Eu não conseguia responder. Só conseguia apertar meu corpo contra o dela, tentar transmitir calor e amor através da pele molhada e fria. As lágrimas escorriam pelo meu rosto dentro da máscara quente, misturando-se à água que subia até nosso pescoço.
Eu pensava em tudo. No dia em que Julie nasceu, a noite em que ela foi concebida com amor, nas vezes em que eu a embalei no colo. E agora… agora estávamos as duas presas num cubículo minúsculo, molhadas, tremendo de frio, abraçadas como duas ratas afogando, esperando o leilão que aconteceria amanhã.
Eu sentia o coração dela batendo contra o meu, sentia o tremor do seu corpo, sentia o medo puro que irradiava dela. E não podia fazer nada. Não podia falar, não podia protegê-la. Só podia estar ali, colada a ela, sofrendo junto.
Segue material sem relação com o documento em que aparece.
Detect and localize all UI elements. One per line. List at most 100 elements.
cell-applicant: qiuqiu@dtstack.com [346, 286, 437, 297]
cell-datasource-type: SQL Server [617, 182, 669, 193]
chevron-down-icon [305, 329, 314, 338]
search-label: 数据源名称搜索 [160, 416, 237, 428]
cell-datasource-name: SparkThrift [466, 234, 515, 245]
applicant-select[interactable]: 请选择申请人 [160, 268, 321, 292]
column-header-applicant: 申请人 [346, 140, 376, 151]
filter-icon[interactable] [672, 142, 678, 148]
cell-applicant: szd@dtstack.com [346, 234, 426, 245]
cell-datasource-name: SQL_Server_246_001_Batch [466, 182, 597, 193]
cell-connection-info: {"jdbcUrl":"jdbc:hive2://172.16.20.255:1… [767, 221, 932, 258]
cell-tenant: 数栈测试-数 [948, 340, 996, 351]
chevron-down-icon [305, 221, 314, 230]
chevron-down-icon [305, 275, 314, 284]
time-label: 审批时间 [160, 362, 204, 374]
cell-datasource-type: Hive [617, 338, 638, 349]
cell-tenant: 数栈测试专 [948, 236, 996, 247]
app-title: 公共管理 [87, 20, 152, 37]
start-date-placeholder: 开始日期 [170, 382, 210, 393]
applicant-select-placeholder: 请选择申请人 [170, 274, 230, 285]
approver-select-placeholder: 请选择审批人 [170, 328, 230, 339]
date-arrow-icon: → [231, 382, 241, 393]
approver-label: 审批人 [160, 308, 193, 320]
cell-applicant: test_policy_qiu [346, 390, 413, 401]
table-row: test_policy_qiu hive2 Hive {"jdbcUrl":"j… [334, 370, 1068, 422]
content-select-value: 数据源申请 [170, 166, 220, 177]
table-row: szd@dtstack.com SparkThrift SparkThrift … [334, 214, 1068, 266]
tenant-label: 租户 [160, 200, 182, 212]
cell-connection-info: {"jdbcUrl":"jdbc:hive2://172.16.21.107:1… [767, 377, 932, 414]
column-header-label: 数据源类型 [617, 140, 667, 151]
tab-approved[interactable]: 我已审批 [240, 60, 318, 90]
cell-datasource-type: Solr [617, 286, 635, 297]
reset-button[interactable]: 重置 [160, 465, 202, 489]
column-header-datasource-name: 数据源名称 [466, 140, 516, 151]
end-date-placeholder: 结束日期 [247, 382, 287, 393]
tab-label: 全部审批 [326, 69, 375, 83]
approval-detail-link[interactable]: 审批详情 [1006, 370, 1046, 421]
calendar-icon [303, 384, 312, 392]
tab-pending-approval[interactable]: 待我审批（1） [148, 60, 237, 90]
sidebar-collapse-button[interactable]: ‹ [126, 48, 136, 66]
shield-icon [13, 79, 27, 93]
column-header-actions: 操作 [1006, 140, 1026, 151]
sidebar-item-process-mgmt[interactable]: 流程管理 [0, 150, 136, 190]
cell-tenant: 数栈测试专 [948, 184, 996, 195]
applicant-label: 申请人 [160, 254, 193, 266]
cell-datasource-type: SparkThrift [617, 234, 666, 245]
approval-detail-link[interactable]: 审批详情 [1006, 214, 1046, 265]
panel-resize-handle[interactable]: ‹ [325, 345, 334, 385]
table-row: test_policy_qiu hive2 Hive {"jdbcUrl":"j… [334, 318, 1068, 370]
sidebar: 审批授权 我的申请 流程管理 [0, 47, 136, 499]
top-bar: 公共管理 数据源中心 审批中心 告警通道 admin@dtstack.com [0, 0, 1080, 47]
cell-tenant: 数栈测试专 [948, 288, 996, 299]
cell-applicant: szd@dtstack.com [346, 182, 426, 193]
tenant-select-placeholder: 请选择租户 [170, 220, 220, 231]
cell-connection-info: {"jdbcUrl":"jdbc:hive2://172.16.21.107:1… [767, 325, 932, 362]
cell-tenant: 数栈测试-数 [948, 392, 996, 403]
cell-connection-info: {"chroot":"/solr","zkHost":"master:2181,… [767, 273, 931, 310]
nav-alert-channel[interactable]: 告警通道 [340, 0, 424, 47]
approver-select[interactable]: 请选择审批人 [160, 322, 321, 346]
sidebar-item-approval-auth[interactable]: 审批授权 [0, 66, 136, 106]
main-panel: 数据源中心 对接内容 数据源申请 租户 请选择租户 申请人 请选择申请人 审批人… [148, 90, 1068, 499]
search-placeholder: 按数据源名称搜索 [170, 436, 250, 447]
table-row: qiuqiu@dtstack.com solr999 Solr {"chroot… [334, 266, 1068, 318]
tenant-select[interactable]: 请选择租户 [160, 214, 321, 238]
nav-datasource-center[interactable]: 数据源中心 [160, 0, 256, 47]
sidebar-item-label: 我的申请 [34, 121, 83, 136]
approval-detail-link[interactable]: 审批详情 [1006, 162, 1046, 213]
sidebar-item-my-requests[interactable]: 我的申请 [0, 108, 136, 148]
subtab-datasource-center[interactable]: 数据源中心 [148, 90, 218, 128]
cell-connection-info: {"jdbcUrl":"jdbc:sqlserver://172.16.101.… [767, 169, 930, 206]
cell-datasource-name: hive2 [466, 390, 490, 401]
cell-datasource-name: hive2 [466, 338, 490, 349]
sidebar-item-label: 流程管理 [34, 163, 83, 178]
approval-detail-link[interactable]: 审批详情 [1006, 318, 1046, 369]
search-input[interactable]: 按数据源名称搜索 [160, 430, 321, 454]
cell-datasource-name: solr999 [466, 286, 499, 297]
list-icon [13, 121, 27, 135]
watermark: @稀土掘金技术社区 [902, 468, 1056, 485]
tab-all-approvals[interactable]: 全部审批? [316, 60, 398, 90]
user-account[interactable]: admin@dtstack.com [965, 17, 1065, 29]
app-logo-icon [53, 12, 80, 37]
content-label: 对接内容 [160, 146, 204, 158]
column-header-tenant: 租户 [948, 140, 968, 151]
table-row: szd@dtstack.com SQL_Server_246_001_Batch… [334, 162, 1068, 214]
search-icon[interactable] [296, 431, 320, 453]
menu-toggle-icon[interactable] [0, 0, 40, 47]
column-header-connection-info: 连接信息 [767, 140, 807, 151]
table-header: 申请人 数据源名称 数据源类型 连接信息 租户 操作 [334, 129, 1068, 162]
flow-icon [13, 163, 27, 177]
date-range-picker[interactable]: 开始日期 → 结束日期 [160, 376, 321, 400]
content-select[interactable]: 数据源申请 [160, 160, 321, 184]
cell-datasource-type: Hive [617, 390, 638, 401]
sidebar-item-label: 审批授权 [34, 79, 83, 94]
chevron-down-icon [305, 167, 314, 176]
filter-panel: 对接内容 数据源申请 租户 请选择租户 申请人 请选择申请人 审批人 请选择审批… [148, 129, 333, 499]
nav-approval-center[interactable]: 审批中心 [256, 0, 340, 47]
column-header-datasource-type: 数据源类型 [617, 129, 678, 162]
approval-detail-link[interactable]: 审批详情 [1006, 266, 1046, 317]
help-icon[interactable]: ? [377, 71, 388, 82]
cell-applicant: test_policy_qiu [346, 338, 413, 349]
A água subia e descia levemente com nossos movimentos. O frio entrava até os ossos. O cheiro de esgoto ainda estava em nossa mente. A máscara coçava, queimava, sufocava. Mas nós estávamos juntas. Pela última noite antes do leilão, estávamos juntas.
E mesmo que fosse dentro de um cubículo apertado, cheio de água fria até o pescoço, mesmo que eu não pudesse falar com ela, mesmo que eu mal conseguisse vê-la… eu ainda era a mãe dela, ela ainda era minha filha.
Amanhã nos venderiam, ou eu pelo menos seria vendida. Mas naquela noite, por mais cruel e desconfortável que fosse, ainda éramos nós duas. Apertadas, molhadas, tremendo e quebradas. Mas juntas. E isso, naquele momento, era tudo o que ainda nos restava.